The theme of this presentation is an exploration of the deep continuity between the nature of narrativity (what makes a story a story) and a new and comprehensive approach to social cognition, enaction. Although a much scrutinised subject and the topic of many volumes, the field of narrative research is still an open one. That narratives play an irreplaceable role in human knowledge organisation is undeniable, yet the reasons for this remain elusive, and ultimately dependent on the orientation of the research paradigm asking the questions. Some of the main questions motivating my own research on narrative are: “Why do we have stories?” and “What does a narrative possess that makes it a better cognitive tool for organising experience than, for example, a description, an explanation, or an argument?”  In everyday life, in art, and among young children, a schematic (narrative) organisation is a preferred form of organising experience.
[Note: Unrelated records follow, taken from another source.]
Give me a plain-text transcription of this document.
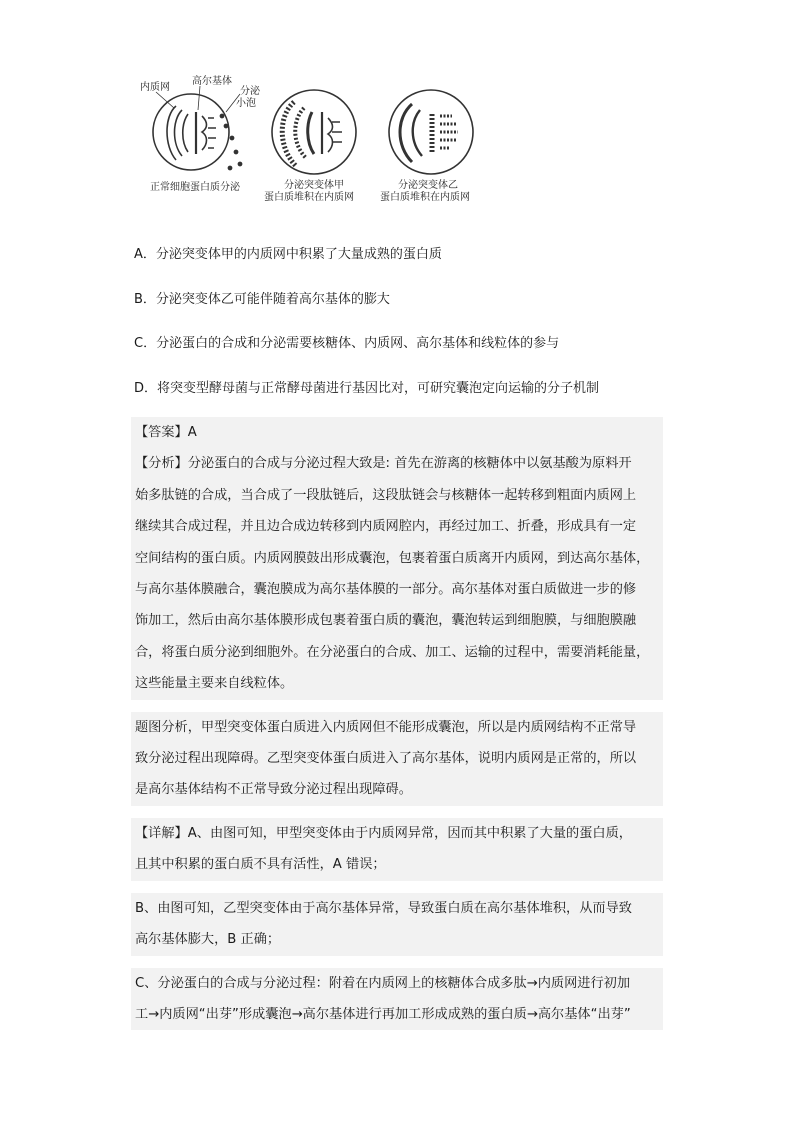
内质网
高尔基体
分泌
小泡
正常细胞蛋白质分泌	分泌突变体甲
蛋白质堆积在内质网
分泌突变体乙
蛋白质堆积在内质网
A．分泌突变体甲的内质网中积累了大量成熟的蛋白质
B．分泌突变体乙可能伴随着高尔基体的膨大
C．分泌蛋白的合成和分泌需要核糖体、内质网、高尔基体和线粒体的参与
D．将突变型酵母菌与正常酵母菌进行基因比对，可研究囊泡定向运输的分子机制
【答案】A
【分析】分泌蛋白的合成与分泌过程大致是: 首先在游离的核糖体中以氨基酸为原料开
始多肽链的合成，当合成了一段肽链后，这段肽链会与核糖体一起转移到粗面内质网上
继续其合成过程，并且边合成边转移到内质网腔内，再经过加工、折叠，形成具有一定
空间结构的蛋白质。内质网膜鼓出形成囊泡，包裹着蛋白质离开内质网，到达高尔基体，
与高尔基体膜融合，囊泡膜成为高尔基体膜的一部分。高尔基体对蛋白质做进一步的修
饰加工，然后由高尔基体膜形成包裹着蛋白质的囊泡，囊泡转运到细胞膜，与细胞膜融
合，将蛋白质分泌到细胞外。在分泌蛋白的合成、加工、运输的过程中，需要消耗能量，
这些能量主要来自线粒体。
题图分析，甲型突变体蛋白质进入内质网但不能形成囊泡，所以是内质网结构不正常导
致分泌过程出现障碍。乙型突变体蛋白质进入了高尔基体，说明内质网是正常的，所以
是高尔基体结构不正常导致分泌过程出现障碍。
【详解】A、由图可知，甲型突变体由于内质网异常，因而其中积累了大量的蛋白质，
且其中积累的蛋白质不具有活性，A 错误；
B、由图可知，乙型突变体由于高尔基体异常，导致蛋白质在高尔基体堆积，从而导致
高尔基体膨大，B 正确；
C、分泌蛋白的合成与分泌过程：附着在内质网上的核糖体合成多肽→内质网进行初加
工→内质网“出芽”形成囊泡→高尔基体进行再加工形成成熟的蛋白质→高尔基体“出芽”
The answer to the question why that I propose is hereby sought in understanding the narrative exchange as enaction.

I propose that narrative is a form of social cognition that is experientially more real than other forms of organising experience for two reasons. First, stories re-describe experience through a dynamic causal structure (perception of causality). Second, stories facilitate social agency through an affordance of a narratorial consciousness enacted by a reader in the process of narrative understanding. Participatory sense making, a crucial concept from the enactive paradigm, will be explored in relation to specific verbal and non-verbal narrative features.  Definitional in the enactive approach is the notion that cognition bears a constitutive relation to its objects. Similarly, in my understanding the story world is defined as a relational domain, enacted or brought forward by an autonomous agency, defined through the classical notion of the narrator. Events become stories through the mediating role of an anthropomorphic quasi-personal entity, performing two default functions (types of action) in any kind of narrative: perception and enunciation. The default function in verbal literary narratives is one of enunciation (voice); it is closely related to linguistic expression: word choice, imagery, manner of speaking. The default function in filmic narratives is one of perception (seeing). Finally, I provide a typology of narrative enaction which serves to explain, depending on the specific functions performed, the quasi-experiential feel of narrative and its cultural ubiquity.